I detected a hint of skepticism. “Indeed, the fact is…”

This time, her brows rose. Waiting.

“I’m too much for most women.” I puffed out my chest with pride. All of those hours spent sweating my ass off in the gym ought to be good for something. “It’s sad really. A burden of mine.”

“Are you talking about size?”

I nodded. It was the plain God’s honest truth.

“Ego, or…” She jerked her chin in the direction of my crotch.

“Are you calling me arrogant?”

“I don’t recall mentioning that word exactly.”

I tilted my head. “Perhaps you think I’m lying?”

“Perhaps I’m not thinking anything about you at all.”

“Impossible.” I scoffed, flinging back my long blonde hair. Such golden waves of awesomeness combined with rugged good looks.
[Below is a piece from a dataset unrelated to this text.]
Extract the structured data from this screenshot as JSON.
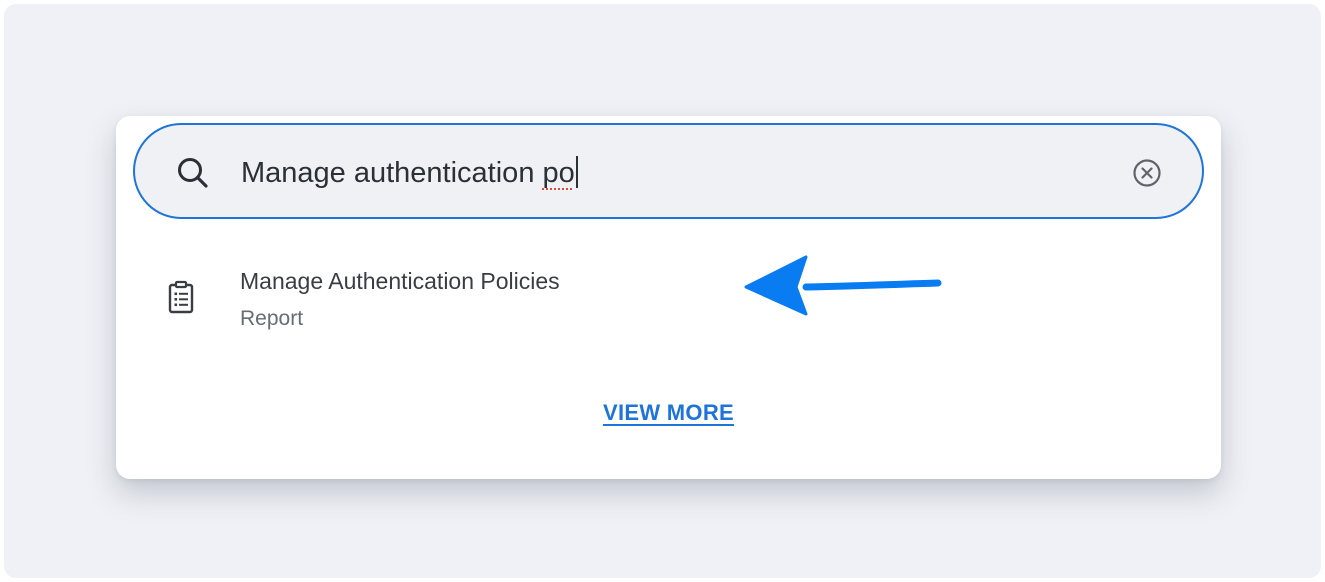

Oh, she could pretend otherwise, but I know she got off on it care of the dilation of her pupils. Women loved me. Some dudes too. When you were this hot, it just couldn’t be helped. “Who could ignore all of this goodness?”

She just blinked.

I countered by batting my eyelashes at her. Some say my eyes are my best feature. Cerulean blue. Like a pristine lagoon in the Pacific or something like that. I don’t know. It usually worked, but this chick was being difficult.

“Did you just bat your eyelashes at me?” she asked, curious.

“No.” I flexed a bicep. Thank fuck it’d been warm enough to wear a t-shirt. The cooler months in Portland made it hard to show off my wondrous body. And seriously, why go to all of the afore mentioned trouble (gym, sweating, pain, etcetera) if not to share it. Why, it’d just be selfish to keep this all to myself.

She squinted. “Why is your arm doing that? Do you have a tic? You know, they probably have medication for that. There’s a chemist down–”

“I don’t have a tic. I’m just very muscular.”